The arrests of Chua, Thomas, Roque and Creus brought to seven the number of Filipinas nabbed at HKIA in 2015 for drug trafficking. This was the biggest annual total recorded for Filipinos in data compiled by the Customs & Excise Department from January 2010 to November 2016.

On Feb 2, 2015, pregnant tourist Catherine Bustillo was arrested when 1.8 kilos of cocaine was found in secret compartments of her hand-carried baggage. She pleaded guilty to trafficking on Sept 25, 2015 and was sentenced on Dec 22 to a “lenient” 14 years and eight months in jail by High Court Justice Kevin Zervos.

Another Filipina tourist, Ma. Cristina D. Dia, was charged with drug trafficking for bringing into Hong Kong 1.3 kilos of suspected cocaine worth about $1.3 million on Sept. 5, 2015.
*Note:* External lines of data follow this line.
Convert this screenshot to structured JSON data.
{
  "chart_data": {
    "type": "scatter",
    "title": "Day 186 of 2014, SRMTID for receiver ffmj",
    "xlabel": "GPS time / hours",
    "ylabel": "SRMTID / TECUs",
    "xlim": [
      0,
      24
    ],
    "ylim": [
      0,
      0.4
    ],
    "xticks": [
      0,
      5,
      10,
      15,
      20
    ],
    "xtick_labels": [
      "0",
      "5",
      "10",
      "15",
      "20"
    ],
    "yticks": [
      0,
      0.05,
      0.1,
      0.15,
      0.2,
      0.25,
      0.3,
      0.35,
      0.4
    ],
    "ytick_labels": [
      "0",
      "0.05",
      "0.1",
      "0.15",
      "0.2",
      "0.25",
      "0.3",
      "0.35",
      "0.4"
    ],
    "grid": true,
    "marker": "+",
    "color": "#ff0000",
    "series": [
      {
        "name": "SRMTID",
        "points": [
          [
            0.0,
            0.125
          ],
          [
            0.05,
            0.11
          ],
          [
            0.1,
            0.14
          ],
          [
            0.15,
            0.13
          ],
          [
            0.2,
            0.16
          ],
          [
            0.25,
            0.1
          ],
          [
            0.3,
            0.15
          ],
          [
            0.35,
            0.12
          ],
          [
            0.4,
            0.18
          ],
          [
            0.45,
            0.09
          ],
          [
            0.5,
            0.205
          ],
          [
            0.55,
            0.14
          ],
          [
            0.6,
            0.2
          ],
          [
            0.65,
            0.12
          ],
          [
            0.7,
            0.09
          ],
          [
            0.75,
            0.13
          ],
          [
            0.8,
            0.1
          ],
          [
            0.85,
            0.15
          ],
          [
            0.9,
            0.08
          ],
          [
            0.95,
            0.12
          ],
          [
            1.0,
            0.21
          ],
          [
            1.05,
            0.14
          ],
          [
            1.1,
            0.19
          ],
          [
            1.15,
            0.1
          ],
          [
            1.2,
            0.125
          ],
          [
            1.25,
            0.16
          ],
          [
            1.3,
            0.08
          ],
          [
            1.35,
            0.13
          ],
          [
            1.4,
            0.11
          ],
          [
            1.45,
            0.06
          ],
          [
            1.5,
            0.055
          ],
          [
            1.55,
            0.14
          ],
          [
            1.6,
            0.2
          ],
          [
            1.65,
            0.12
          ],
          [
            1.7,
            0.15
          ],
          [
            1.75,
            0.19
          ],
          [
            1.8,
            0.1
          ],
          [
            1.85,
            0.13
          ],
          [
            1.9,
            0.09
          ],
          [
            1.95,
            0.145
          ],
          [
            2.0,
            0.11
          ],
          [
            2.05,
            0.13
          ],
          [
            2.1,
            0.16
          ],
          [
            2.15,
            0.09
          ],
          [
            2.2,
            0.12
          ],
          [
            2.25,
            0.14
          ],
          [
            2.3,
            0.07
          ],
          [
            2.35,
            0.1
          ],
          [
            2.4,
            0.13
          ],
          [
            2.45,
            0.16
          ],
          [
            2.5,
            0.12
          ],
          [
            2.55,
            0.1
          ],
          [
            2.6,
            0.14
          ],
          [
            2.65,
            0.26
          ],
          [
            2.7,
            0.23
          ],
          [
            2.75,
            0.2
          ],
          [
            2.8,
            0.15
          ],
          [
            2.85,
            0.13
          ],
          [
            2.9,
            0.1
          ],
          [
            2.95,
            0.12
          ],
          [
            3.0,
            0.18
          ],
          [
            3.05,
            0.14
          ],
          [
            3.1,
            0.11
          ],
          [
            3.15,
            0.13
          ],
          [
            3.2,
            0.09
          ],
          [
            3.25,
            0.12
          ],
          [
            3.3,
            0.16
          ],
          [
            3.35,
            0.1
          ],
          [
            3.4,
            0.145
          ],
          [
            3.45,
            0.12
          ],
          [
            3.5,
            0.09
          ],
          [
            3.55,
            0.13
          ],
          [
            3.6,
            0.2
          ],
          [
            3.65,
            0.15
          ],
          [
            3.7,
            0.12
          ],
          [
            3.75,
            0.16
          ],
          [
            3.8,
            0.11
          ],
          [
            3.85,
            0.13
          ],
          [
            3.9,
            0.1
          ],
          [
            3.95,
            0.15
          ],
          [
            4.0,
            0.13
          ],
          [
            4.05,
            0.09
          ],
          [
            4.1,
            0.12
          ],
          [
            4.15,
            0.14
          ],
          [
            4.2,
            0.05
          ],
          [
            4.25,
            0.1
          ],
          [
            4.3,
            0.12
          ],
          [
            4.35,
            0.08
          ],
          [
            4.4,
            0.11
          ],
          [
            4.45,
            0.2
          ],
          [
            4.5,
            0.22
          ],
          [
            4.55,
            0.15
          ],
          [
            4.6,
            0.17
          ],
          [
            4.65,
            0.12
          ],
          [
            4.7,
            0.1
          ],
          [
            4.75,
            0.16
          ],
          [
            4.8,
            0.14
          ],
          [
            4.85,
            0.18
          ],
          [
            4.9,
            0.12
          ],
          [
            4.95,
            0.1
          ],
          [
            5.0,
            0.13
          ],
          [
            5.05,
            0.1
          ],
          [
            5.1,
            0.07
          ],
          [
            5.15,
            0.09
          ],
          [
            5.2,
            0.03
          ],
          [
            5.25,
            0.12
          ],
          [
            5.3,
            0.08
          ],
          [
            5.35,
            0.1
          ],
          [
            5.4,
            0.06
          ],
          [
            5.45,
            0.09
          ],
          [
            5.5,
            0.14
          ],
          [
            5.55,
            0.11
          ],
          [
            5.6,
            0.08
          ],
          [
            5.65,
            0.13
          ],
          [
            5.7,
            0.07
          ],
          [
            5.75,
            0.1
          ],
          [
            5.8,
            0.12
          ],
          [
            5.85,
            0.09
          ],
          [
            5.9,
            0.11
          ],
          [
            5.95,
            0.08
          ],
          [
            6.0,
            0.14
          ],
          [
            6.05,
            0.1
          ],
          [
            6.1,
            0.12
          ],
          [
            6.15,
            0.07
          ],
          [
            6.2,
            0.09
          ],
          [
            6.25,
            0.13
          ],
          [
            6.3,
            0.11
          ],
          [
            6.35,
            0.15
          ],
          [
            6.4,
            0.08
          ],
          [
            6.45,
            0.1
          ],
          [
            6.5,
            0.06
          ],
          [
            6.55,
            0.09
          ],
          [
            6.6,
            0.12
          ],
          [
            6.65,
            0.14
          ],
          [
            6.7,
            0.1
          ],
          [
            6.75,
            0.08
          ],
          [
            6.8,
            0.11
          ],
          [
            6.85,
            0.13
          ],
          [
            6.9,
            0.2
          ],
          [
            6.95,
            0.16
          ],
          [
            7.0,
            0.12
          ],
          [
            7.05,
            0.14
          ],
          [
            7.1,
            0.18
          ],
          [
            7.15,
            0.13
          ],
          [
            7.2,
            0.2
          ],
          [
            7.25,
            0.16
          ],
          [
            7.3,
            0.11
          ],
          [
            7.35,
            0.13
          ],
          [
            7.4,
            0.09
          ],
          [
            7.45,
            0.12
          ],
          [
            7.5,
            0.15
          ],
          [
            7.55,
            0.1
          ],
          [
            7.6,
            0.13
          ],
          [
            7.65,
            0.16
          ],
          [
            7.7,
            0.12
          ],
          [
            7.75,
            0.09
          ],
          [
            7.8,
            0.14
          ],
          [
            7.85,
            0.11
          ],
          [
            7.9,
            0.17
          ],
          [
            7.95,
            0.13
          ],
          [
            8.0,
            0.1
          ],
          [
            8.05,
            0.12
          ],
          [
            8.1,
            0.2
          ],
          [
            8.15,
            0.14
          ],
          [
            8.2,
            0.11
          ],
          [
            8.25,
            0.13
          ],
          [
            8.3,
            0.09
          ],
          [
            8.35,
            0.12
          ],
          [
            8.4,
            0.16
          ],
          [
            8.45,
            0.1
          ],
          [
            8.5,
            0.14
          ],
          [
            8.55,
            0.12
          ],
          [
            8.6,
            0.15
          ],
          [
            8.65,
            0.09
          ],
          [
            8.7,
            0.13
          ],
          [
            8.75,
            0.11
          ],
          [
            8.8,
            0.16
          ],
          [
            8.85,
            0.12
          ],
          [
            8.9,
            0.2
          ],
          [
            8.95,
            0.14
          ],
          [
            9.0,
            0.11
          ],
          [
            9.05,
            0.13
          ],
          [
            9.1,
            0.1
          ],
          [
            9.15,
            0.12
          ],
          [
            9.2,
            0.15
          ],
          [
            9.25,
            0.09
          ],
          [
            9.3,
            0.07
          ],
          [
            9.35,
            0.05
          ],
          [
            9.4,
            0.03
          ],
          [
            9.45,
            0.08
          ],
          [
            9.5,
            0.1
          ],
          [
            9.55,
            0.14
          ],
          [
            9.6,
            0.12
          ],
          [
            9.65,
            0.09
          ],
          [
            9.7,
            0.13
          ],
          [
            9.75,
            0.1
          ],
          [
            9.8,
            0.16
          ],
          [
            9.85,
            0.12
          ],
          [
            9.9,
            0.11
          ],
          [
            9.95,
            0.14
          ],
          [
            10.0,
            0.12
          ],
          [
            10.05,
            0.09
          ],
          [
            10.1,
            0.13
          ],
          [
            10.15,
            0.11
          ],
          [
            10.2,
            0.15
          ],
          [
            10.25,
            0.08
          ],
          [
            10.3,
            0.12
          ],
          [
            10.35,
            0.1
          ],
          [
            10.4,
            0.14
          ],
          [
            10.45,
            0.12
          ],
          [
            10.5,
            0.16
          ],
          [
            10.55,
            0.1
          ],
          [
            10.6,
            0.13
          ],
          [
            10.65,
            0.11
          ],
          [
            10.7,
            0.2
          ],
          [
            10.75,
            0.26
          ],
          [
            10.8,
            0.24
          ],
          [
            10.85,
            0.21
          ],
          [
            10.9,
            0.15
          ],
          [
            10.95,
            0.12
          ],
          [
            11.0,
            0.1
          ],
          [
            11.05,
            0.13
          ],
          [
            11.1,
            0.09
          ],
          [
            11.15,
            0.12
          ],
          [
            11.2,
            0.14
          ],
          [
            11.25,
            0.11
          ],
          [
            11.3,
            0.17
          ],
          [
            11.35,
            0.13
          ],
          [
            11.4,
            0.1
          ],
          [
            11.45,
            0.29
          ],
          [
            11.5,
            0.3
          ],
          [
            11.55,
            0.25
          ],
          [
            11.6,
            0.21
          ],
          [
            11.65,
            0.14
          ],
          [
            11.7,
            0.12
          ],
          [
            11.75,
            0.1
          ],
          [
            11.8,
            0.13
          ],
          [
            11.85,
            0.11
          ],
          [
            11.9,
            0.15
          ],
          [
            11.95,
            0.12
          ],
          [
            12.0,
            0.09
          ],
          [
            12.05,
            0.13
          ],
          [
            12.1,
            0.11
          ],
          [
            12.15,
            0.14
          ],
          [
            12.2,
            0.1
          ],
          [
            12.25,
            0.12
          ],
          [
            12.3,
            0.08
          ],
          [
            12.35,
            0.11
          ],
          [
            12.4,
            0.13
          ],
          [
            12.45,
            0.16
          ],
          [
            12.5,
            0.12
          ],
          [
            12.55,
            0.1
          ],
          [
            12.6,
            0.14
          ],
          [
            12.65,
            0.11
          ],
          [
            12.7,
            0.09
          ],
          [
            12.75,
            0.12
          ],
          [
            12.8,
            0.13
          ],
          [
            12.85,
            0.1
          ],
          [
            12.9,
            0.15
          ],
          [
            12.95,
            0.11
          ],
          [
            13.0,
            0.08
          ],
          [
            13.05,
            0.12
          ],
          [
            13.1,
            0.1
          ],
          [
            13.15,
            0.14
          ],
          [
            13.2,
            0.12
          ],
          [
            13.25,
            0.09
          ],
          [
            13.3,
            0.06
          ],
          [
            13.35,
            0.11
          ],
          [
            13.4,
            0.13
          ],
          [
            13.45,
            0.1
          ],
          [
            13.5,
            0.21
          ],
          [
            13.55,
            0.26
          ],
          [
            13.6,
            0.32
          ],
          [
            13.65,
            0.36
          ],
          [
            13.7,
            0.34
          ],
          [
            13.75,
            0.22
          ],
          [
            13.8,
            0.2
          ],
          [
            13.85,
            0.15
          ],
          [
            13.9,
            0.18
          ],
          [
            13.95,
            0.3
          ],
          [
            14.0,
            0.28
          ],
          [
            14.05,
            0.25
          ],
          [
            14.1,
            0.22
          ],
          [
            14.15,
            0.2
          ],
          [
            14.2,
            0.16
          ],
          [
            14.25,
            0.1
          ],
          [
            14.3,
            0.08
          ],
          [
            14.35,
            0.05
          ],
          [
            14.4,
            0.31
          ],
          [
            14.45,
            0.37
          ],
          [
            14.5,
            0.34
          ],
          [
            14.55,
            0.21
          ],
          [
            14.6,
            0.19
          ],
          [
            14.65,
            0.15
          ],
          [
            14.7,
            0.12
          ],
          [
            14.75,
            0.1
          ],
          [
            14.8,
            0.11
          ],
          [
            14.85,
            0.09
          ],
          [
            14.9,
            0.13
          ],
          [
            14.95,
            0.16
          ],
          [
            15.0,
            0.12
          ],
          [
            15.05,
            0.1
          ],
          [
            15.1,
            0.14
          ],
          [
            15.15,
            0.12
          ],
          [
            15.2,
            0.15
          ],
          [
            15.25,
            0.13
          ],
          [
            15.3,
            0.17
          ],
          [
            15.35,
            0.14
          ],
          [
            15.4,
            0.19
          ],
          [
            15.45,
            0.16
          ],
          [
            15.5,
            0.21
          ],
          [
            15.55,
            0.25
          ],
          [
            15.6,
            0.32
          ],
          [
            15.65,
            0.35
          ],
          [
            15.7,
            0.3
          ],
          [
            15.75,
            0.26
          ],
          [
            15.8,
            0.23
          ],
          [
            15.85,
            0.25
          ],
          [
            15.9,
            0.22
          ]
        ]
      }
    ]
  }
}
On July 15 of the same year, Susan Cumpio was intercepted while trying to bring in nearly 2 kilos of cocaine from Brazil. The Filipina had admitted bringing the drugs into Hong Kong as part of a deal to gain liberty from her Nigerian common-law husband in Sao Paulo. She was sentenced to 17 years in jail in May last year after pleading guilty to drug trafficking.

Cruz, the last of the Filipina drug mules to Hong Kong, was sentenced by a High Court judge to 12 years and three months in jail after she pleaded guilty on Apr 8.